For Irish American mobsters and their fellow travelers, Prohibition represented the “glory years,” a time of social ascendancy and high profits in which the gangster became a kind of cultural archetype. New York and Chicago evolved into the central domains of a vast, interconnected underworld that included not only mobsters and bootleggers, but also politicians, judges, lawyers, ward bosses, speakeasy operators, financiers, corporate overseers, police precinct captains, cops on the beat, and corrupt federal agents who made it all possible. In many ways, the era was the culmination of a way of doing business that had begun seventy years earlier with the first wave of desperate, destitute refugees from “Paddy’s green shamrock shores.”
Things began to change with the end of Prohibition in 1933, and the Irish Mob took an even greater hit during the years of the New Deal.

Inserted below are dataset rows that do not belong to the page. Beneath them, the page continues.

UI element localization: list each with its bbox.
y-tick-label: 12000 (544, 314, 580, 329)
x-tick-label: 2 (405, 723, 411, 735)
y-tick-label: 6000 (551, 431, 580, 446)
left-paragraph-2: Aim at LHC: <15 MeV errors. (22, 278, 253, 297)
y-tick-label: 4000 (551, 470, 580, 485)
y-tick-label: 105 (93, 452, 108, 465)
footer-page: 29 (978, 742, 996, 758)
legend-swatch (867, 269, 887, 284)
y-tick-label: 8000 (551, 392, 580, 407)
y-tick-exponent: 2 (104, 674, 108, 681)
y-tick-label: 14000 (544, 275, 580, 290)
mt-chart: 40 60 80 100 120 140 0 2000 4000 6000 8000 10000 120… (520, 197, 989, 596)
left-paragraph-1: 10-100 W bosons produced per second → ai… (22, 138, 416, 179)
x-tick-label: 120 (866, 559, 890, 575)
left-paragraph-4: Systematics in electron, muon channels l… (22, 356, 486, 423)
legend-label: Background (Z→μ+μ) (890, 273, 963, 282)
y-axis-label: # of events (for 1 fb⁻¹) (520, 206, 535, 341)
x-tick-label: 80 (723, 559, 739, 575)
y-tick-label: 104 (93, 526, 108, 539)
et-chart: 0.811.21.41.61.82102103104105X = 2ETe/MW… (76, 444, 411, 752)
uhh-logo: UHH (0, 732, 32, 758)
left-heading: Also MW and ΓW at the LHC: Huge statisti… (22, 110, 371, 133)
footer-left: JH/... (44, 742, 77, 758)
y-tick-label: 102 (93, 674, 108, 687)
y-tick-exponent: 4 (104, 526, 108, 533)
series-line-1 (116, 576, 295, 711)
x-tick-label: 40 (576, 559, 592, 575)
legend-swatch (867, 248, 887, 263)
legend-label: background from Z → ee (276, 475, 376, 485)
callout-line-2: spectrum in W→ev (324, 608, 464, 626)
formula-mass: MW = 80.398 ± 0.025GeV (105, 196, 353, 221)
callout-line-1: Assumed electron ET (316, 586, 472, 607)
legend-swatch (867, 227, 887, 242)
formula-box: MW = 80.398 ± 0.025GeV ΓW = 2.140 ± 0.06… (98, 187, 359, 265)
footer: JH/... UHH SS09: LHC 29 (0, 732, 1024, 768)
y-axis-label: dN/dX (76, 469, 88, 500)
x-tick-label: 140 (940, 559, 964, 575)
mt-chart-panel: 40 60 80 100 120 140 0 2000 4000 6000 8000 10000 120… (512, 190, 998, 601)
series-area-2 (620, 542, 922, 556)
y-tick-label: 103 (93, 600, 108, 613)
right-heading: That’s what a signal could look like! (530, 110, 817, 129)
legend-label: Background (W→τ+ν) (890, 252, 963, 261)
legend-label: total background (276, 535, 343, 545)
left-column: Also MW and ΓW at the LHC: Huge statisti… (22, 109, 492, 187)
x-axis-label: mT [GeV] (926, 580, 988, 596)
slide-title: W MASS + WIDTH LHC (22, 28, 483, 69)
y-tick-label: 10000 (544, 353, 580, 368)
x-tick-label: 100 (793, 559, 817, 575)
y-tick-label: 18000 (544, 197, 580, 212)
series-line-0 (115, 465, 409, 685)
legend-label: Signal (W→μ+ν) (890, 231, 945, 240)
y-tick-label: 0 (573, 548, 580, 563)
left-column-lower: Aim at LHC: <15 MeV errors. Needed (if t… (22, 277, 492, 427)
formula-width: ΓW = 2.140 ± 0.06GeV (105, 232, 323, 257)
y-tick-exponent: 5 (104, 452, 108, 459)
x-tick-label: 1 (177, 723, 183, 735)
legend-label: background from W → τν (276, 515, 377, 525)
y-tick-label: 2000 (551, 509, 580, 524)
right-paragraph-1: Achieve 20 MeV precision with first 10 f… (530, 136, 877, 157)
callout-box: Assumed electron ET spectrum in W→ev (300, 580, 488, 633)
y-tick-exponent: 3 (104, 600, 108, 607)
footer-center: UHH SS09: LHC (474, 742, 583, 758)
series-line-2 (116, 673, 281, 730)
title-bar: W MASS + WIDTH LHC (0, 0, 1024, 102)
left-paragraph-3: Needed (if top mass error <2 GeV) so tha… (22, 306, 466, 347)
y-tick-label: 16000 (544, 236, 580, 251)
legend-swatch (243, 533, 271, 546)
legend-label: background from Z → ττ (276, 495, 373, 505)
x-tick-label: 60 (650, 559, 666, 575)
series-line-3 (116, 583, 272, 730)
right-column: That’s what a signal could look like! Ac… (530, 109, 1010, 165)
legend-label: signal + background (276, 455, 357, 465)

A number of prominent practitioner’s of Machine politics were prosecuted or forced from office via corruption scandals. Political reforms were enacted that brought about an end to the long era of the Machine.
In the years following World War II, the Irish American gangster scattered far and wide. Many were absorbed into the labor movement, either as strikebreakers hired by corporations, or as tough guys and facilitators connected with trade unions, most notably the International Longshoremen’s Association (ILA) and the International Brotherhood of Teamsters. Some Irish American gangsters became notorious hitmen for hire who carried out murder contracts either for forces in the labor movement or for the Mob, also known as the Syndicate or the Outfit, which was a consortium of multiethnic mobsters. The Italian Mafia—a faction within the Mob that gained such a grandiose level of cultural notoriety in the later decades of the twentieth century that it came to represent the Mob itself—frequently employed Irish gunmen, particularly if the intended target of a hit was an Irishman.
The image of the independent Irish American criminal, a man who went wherever the money was, became a common trope in the underworld of the 1960s, 1970s, and 1980s. Working-class hoods who usually specialized in a specific brand of criminal activity—whether it was B & Es (breaking and entering), safe cracking, the snatch racket (kidnapping), murder-for-hire, or body disposal—saw themselves as underworld tradesmen. (One Irish American hitman of this era even referred to what he did as “carpentry work.”) Often, these were men who wound up on the losing end of a long, ongoing rivalry between Irish and Italian mobsters that was rooted deep in the history of the American underworld. With a far larger and more organized structure, Italian organized crime groups inevitably dominated these confrontations, leaving a trail of dead Irishmen across the land.